|The UN-appointed commission called for further investigation of NATO's bombing of towns such as Sirte [Reuters]
Investigators probing violations committed during Libya's conflict have said that they are giving the UN's human rights chief a list of people who should face international or national justice.
The commission of inquiry, which was appointed by the UN Human Rights Council, also called for further probes into NATO air strikes on Libya, saying on Friday it was unable to tell if the alliance took adequate precautions to protect civilians in some of its attacks.
The commission "has gathered information linking individuals to human rights violations or crimes," lead investigator Philip Kirsch said.
"It will hand over a confidential list containing that information to the UN High Commissioner for Human Rights," he said.
Asked for details of the list, Kirsch told journalists: "The principle of a confidential envelope is that you don't talk about what's in it."

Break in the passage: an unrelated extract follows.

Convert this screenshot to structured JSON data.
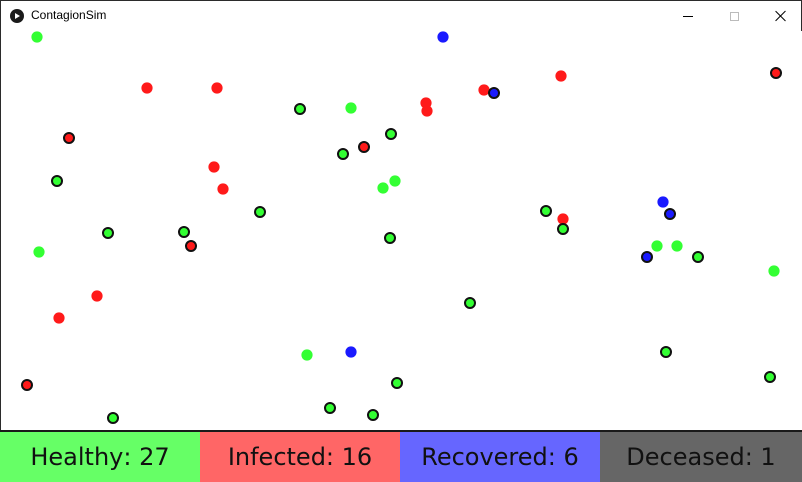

Investigators had decided to keep the list confidential to "prevent risk of harm to those who are held in custody and to avoid jeopardising the fair trial rights of any persons who may be brought to trial in the future".
Both sides accused
In its 220-page report, which will be presented on Monday to the UN Human Rights Council, the commission of inquiry accused both Muammar Gaddafi's forces and anti-government troops of serious crimes.
Gaddafi's troops committed crimes against humanity and war crimes including murder, forced disappearances and torture, the report said.
Anti-government troops also committed "serious violations including war crimes and breaches of international human rights law" such as unlawful killing, arbitrary arrest and torture.
"The commission further found that the [opposition forces] also perpetrated torture and ill-treatment, and continued to do so even during the commission's visit," Kirsch said.
"These acts are violations of international human rights law, and when committed during armed conflict constitute war crimes."
While calling for these individuals to be brought to justice, investigators also called for further probes into NATO air strikes on Libya.
After examining 20 strikes by the campaign by Britain, France, the US and their allies, the commission found five in which 60 civilians were killed and 55 injured.
NATO claimed to have taken "all feasible precautions" to minimise casualties, Kirsch told the Human Rights Council.
But "the commission was not provided with sufficient information to verify this independently, as it has done with other areas.
"The commission recommends further investigations," he added.
Nevertheless, the inquiry found that overall, NATO "did not deliberately target civilians".
Addressing the council after Kirsch's report, Cuba's envoy charged that "NATO assassinated civilians in Libya ... these crimes must be investigated".
Last November, the International Criminal Court's prosecutor permitted Libya to try Muammar Gaddafi's son and one-time heir-apparent, Saif al-Islam Gaddafi, in Libya, on the condition that its judges must be involved in the case.